Bamenda – la plus grande ville anglophone avec une population d’environ 400 000 habitants – est en quarantaine depuis la semaine dernière, tandis que dans d’autres régions, la quarantaine a commencé cette semaine.

Dans les jours qui ont précédé le bouclage, les tarifs de transport ont plus que doublé, des milliers de personnes ayant fui des villages, des villes et des cités à la recherche de zones plus sûres, principalement au Cameroun francophone – dont la capitale, Yaoundé, et le centre commercial de Douala.

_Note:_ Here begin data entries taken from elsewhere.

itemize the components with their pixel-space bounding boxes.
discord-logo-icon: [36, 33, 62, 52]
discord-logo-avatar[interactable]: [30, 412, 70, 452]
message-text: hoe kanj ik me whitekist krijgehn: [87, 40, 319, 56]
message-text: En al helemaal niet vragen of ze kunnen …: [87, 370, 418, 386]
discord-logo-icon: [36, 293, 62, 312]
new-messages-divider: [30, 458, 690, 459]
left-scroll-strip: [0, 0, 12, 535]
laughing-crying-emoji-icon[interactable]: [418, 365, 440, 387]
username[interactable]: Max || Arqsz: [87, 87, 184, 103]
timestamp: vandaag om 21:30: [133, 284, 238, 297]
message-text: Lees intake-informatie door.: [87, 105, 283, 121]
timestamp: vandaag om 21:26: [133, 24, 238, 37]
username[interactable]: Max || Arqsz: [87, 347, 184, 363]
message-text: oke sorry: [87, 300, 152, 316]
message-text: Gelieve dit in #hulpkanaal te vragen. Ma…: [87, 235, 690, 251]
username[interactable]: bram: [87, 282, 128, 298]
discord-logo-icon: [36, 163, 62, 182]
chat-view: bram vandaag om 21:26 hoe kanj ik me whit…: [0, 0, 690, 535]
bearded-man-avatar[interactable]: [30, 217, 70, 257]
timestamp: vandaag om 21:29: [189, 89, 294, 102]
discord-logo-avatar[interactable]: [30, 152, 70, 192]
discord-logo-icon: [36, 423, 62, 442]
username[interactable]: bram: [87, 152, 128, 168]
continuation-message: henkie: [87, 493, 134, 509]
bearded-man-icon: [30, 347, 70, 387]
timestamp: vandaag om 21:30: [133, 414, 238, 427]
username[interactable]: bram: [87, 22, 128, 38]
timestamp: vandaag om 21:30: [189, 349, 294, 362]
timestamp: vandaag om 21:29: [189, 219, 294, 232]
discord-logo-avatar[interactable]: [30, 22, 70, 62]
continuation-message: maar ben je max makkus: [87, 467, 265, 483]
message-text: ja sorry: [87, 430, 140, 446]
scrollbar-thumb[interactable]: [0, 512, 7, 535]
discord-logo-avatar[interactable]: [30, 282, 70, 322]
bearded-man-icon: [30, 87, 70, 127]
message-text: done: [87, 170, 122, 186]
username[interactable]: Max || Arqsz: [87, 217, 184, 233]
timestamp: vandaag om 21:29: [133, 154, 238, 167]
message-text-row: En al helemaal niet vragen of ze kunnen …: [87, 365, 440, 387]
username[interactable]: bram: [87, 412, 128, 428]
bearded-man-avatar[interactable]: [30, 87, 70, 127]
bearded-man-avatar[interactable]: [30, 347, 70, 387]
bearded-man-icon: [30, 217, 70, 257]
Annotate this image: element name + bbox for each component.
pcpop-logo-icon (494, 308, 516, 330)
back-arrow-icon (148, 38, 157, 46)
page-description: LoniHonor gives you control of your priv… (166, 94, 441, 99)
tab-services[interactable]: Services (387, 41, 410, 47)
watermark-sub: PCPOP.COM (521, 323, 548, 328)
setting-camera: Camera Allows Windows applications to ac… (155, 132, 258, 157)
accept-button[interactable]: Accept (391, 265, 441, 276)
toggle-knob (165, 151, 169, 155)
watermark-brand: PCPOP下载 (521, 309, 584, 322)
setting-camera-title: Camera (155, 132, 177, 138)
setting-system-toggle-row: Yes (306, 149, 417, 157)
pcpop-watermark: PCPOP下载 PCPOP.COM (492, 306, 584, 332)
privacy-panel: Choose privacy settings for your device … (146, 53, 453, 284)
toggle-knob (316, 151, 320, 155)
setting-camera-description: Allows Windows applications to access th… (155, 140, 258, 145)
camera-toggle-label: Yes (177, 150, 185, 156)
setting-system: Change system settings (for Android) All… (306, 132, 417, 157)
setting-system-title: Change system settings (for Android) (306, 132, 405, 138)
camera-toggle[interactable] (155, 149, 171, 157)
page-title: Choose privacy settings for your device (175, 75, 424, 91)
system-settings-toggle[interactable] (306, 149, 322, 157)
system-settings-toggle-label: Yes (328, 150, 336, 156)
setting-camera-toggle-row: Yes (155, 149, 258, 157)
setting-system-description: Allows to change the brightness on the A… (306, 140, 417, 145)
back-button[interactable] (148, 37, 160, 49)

Cela a aggravé la crise humanitaire, certaines personnes étant bloquées dans les gares routières des deux villes parce qu’elles n’ont nulle part où aller.

Malgré cela, certains responsables gouvernementaux se sont enfouis la tête dans le sable – le gouverneur du Nord-Ouest, Adolphe Lélé L’Afrique, a décrit ceux qui fuyaient comme des vacanciers qui rentraient chez eux avant le début de la nouvelle année scolaire.

Avec une telle attitude, beaucoup de gens sont désespérés, se demandant s’il y a un avenir pour eux – et surtout pour leurs enfants – au Cameroun principalement anglophone ou s’ils doivent émigrer

J’ai moi-même déménagé au Canada en janvier, car Bamenda – où j’habitais – est devenue trop dangereuse pour que je puisse travailler comme journaliste.